Still, to be one of the world’s largest democracies and to have never elected a woman to the Oval Office is stunning. So as a scholar of women and politics, I look to the data: Who will step into the breach? Who are the rising stars on the pathway that Hillary Rodham Clinton has cleared? Sadly, this is where the story is disheartening. There are only but a handful of traditional paths to the presidency, and those paths are rarely walked by women. Modern presidents—the current president notwithstanding—traditionally arrive via one of three paths: they are vice presidents, governors, or multiterm US senators from electoral-rich states. It takes very little time to inventory the women of any political persuasion to see that the collective number of living women who check one of those boxes is quite small. While there are 21 female US senators, there are only four sitting female governors, and of those 25 women, very few hail from a state large enough to provide a presidential launchpad. And a mere five of those 25 are women of color.
Why the disparity between legislative and executive success? Apart from requiring different skill sets and campaign strategies, some scholars suggest that legislative roles are simply more congruent with the public’s perception of female talent: legislators work in committees, build coalitions, and write law through collective, deliberative, and collaborative processes, which conform with an expectation that women are the more collaborative sex. On the contrary, executive roles do not align with traditional female expectations: executives (governors and the president) have a veto, are praised for being “decisive,” and can single-handedly create policy through nonlegislative pathways.
Beyond gender roles and assumptions, there is another clear cause for the contrast between women’s advancement in legislative roles and their lag in executive offices: America’s system of choosing a president is unlike any other on earth.
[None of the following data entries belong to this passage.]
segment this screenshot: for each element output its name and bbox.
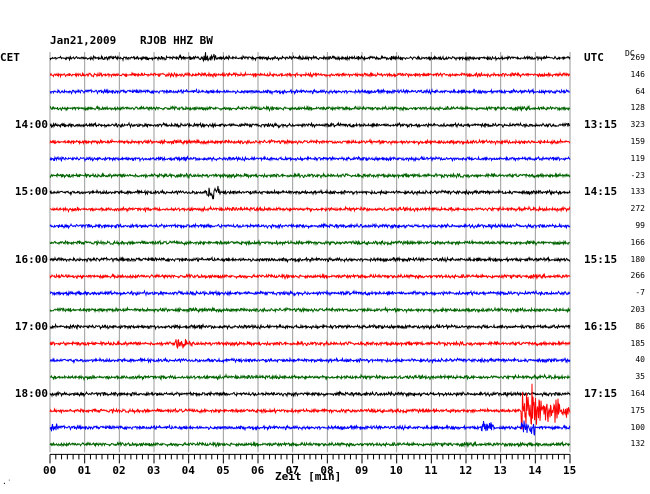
trace-row-18: [49, 356, 571, 365]
right-time-label: 16:15: [584, 319, 618, 333]
dc-offset-label: 40: [635, 355, 645, 365]
dc-offset-label: 35: [635, 372, 645, 382]
x-tick-label: 09: [355, 464, 369, 478]
trace-row-10: [49, 222, 571, 230]
dc-offset-label: 159: [630, 137, 645, 146]
trace-row-19: [49, 373, 571, 382]
left-time-label: 15:00: [14, 185, 48, 199]
dc-offset-label: -7: [635, 288, 645, 298]
trace-row-20: [49, 390, 571, 398]
x-tick-label: 03: [147, 464, 161, 478]
dc-offset-label: 132: [630, 439, 645, 449]
dc-offset-label: 164: [630, 389, 645, 398]
trace-row-23: [49, 440, 571, 449]
right-time-label: 17:15: [584, 387, 618, 400]
right-time-label: 13:15: [584, 118, 618, 132]
chart-date: Jan21,2009: [50, 34, 117, 47]
dc-offset-label: 166: [630, 237, 645, 247]
dc-offset-label: 185: [630, 338, 645, 348]
right-time-label: 14:15: [584, 185, 618, 199]
x-tick-label: 15: [563, 464, 577, 478]
trace-row-7: [49, 171, 571, 180]
dc-offset-label: 128: [630, 103, 645, 113]
trace-row-0: [49, 52, 571, 63]
left-time-label: 18:00: [14, 387, 48, 400]
dc-offset-label: 266: [630, 271, 645, 281]
dc-offset-label: 146: [630, 69, 645, 79]
trace-row-21: [49, 383, 571, 430]
x-tick-label: 10: [389, 464, 403, 478]
left-timezone-label: CET: [0, 51, 20, 64]
dc-offset-label: 64: [635, 86, 645, 96]
x-tick-label: 06: [251, 464, 265, 478]
trace-row-2: [49, 87, 571, 96]
x-axis-title: Zeit [min]: [275, 470, 342, 483]
right-time-label: 15:15: [584, 252, 618, 266]
dc-offset-label: 180: [630, 254, 645, 264]
x-tick-label: 12: [459, 464, 473, 478]
dc-offset-label: 272: [630, 204, 645, 214]
trace-row-15: [49, 305, 571, 314]
x-tick-label: 08: [320, 464, 334, 478]
chart-station: RJOB HHZ BW: [140, 34, 213, 47]
left-time-label: 14:00: [14, 118, 48, 132]
trace-row-5: [49, 137, 571, 146]
x-axis: [49, 453, 571, 464]
x-tick-label: 02: [112, 464, 126, 478]
trace-row-13: [49, 272, 571, 281]
grid-lines: [49, 52, 571, 453]
trace-row-12: [49, 255, 571, 264]
x-tick-label: 05: [216, 464, 230, 478]
x-tick-label: 04: [181, 464, 195, 478]
dc-offset-label: 269: [630, 53, 645, 62]
dc-offset-label: 100: [630, 422, 645, 432]
dc-offset-label: 86: [635, 321, 645, 331]
trace-row-11: [49, 239, 571, 247]
trace-row-16: [49, 322, 571, 331]
left-time-label: 16:00: [14, 252, 48, 266]
right-time-label: UTC: [584, 51, 604, 64]
trace-row-17: [49, 338, 571, 350]
trace-row-14: [49, 289, 571, 297]
x-tick-label: 00: [43, 464, 57, 478]
x-tick-label: 13: [493, 464, 507, 478]
seismogram-traces: [49, 52, 571, 449]
dc-offset-label: 175: [630, 405, 645, 415]
dc-offset-label: 133: [630, 187, 645, 197]
trace-row-22: [49, 420, 571, 436]
dc-offset-label: 99: [635, 221, 645, 230]
x-tick-label: 11: [424, 464, 438, 478]
trace-row-6: [49, 155, 571, 163]
x-tick-label: 01: [77, 464, 91, 478]
trace-row-8: [49, 185, 571, 200]
x-tick-label: 14: [528, 464, 542, 478]
corner-mark: ·˙: [2, 479, 12, 488]
dc-offset-label: -23: [630, 170, 645, 180]
trace-row-3: [49, 104, 571, 113]
left-time-label: 17:00: [14, 319, 48, 333]
dc-offset-label: 119: [630, 153, 645, 163]
dc-offset-label: 203: [630, 305, 645, 314]
trace-row-4: [49, 121, 571, 129]
trace-row-9: [49, 205, 571, 214]
dc-header-label: DC: [625, 49, 635, 58]
trace-row-1: [49, 70, 571, 79]
x-tick-label: 07: [285, 464, 299, 478]
dc-offset-label: 323: [630, 120, 645, 130]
Unlike familial systems, where the logical family member advances through dynastic succession, or parliamentary systems like the United Kingdom’s, where executive candidates literally rise through the legislative branch with the support of their peers, America’s presidential selection system uniquely provides direct public voice—and as a result is highly dependent upon media coverage. Given the well-documented, gendered nature of the American press, coupled with the fact that gender expectations for the US presidency are highly masculinized, women of both political parties will continue to struggle in their pursuit of the Oval Office.
Still, democracies are strongest, and best safeguarded, when they mirror a nation’s population. To have diverse women at every level of government ensures that our policies reflect their lived experience. In order to find full expression of women’s advancement and inclusion, a well-rounded population of women from both political parties is needed at every level of government. And while there are improvements in legislatures across the country, we are still a far cry from electing a woman president. That should sadden all Americans who care about fulfilling our nation’s promise.
The 2016 election was historic for many reasons. Political scientists will be evaluating the implications for a generation to come. What is less clear is whether the results will inspire and embolden a generation of women to step onto the path of elected leadership, or repel them from doing so. For my part, I will continue to have hope that women of all faiths, backgrounds, abilities, and ideologies will take up the mantel of leadership, and ultimately, one of them will break the barrier to the American presidency. Whoever she is, I hope to be alive to welcome Madam President.